The merman was now the one listening, entranced.

“What does it look like?”

Sesha did his best to describe it; the building of stone and brass, how they traded for the metal in the far off markets, the instruments that lay within.

The other man looked wistful, and in turn spoke more of his home down Below.

Sesha lost track of time after that, burying himself in the stories they shared, but at some point he looked up and noticed the moon had drastically lowered. He’d only planned to be out here for an hour or so, but dawn would be coming soon.

“I hate to leave, but I have to head back up. I need the dark to hide from the sentries if they fly over.”

“I will also need the time as well. Getting back is not as simple as just swimming down.”

Strangely enough, neither of them moved to go. Sesha had enjoyed himself. He felt at ease with the merman in a way he didn’t think he ever had, even with his friends. It wasn’t just the stories of Below; the man’s personality was easy, and welcoming. He got the feeling the merman felt similar about him.

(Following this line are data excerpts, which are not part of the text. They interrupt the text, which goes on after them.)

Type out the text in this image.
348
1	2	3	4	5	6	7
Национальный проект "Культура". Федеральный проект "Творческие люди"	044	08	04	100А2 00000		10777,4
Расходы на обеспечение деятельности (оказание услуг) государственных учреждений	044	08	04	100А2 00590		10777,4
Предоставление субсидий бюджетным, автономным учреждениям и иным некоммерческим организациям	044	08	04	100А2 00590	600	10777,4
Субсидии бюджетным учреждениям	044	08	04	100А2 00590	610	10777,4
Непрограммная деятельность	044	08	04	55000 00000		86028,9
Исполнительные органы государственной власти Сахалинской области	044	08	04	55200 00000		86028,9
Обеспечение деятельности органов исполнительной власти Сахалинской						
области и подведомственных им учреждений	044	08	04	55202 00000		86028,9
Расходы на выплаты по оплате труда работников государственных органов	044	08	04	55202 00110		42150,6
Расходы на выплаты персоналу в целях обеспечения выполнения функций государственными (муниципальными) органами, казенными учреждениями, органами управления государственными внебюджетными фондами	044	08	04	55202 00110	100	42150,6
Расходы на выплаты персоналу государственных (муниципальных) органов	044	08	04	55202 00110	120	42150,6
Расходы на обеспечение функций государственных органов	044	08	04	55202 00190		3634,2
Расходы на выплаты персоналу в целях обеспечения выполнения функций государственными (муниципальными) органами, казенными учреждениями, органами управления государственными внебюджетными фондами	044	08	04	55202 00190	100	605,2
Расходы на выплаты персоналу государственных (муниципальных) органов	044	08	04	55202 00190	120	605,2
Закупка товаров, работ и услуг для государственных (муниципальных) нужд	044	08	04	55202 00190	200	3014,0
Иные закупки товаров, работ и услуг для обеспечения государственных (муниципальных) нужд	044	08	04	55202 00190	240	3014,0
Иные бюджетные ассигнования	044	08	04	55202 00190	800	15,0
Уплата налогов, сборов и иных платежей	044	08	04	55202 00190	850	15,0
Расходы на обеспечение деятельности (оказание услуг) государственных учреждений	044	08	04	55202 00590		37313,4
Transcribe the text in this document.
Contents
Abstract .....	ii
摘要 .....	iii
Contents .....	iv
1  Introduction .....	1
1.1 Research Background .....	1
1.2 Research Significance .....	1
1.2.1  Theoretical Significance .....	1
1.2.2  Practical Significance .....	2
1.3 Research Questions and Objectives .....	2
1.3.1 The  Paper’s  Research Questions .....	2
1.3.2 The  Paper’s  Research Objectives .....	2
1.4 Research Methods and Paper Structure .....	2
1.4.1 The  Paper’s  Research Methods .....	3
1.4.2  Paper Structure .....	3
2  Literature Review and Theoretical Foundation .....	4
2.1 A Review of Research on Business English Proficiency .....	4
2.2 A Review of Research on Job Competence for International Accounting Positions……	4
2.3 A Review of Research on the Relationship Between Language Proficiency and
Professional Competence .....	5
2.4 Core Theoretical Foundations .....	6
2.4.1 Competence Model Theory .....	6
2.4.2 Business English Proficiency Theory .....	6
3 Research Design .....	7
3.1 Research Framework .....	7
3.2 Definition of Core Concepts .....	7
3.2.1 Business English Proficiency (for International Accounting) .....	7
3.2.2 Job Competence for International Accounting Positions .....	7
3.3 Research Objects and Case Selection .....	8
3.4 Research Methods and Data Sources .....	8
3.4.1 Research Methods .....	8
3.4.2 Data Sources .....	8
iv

“We should do this again,” the merman said, meeting his gaze.

Sesha didn’t even hesitate. He didn’t care about the potential danger, not after a night like this.

He smiled.

“I’d love to. What do you say to next week, same night?”

The man looked pleased, and nodded.

“I’ll see you then. I can’t wait. You must tell me more about Above.”

He turned in the water, as if to go, but stopped and turned back, when Sesha called out to him.

“Wait! What’s your name?” They’d been talking all this time, and hadn’t even asked each other.

“Domerin.” The man smiled at him. “Yours?”

“Sesha. It’s good to meet you.”

He leaned forward, reaching his arm out over the water without fear now, holding out his hand to the other man.

After a moment Domerin enveloped it in his own. It was warm, and soft. Not like a fish at all.

They lingered there a few moments more, letting their hands rest, and smiling at each other.

Domerin gave his hand a squeeze, and then pulled gently away.

“It was good to meet you too. See you next week, Sesha.”

“Be well, Domerin.”

The merman turned. A blue tail sent splashes of stars up into the night air as he disappeared under the surface.

Sesha waited until the water had become a mirror again, smiling a bit dreamily at the star-studded surface. He couldn’t help but wonder if Domerin was down there still, watching him.

The thought no longer filled him with dread. Instead he smiled, and waved, just in case, before making his way back up the cliffs to home.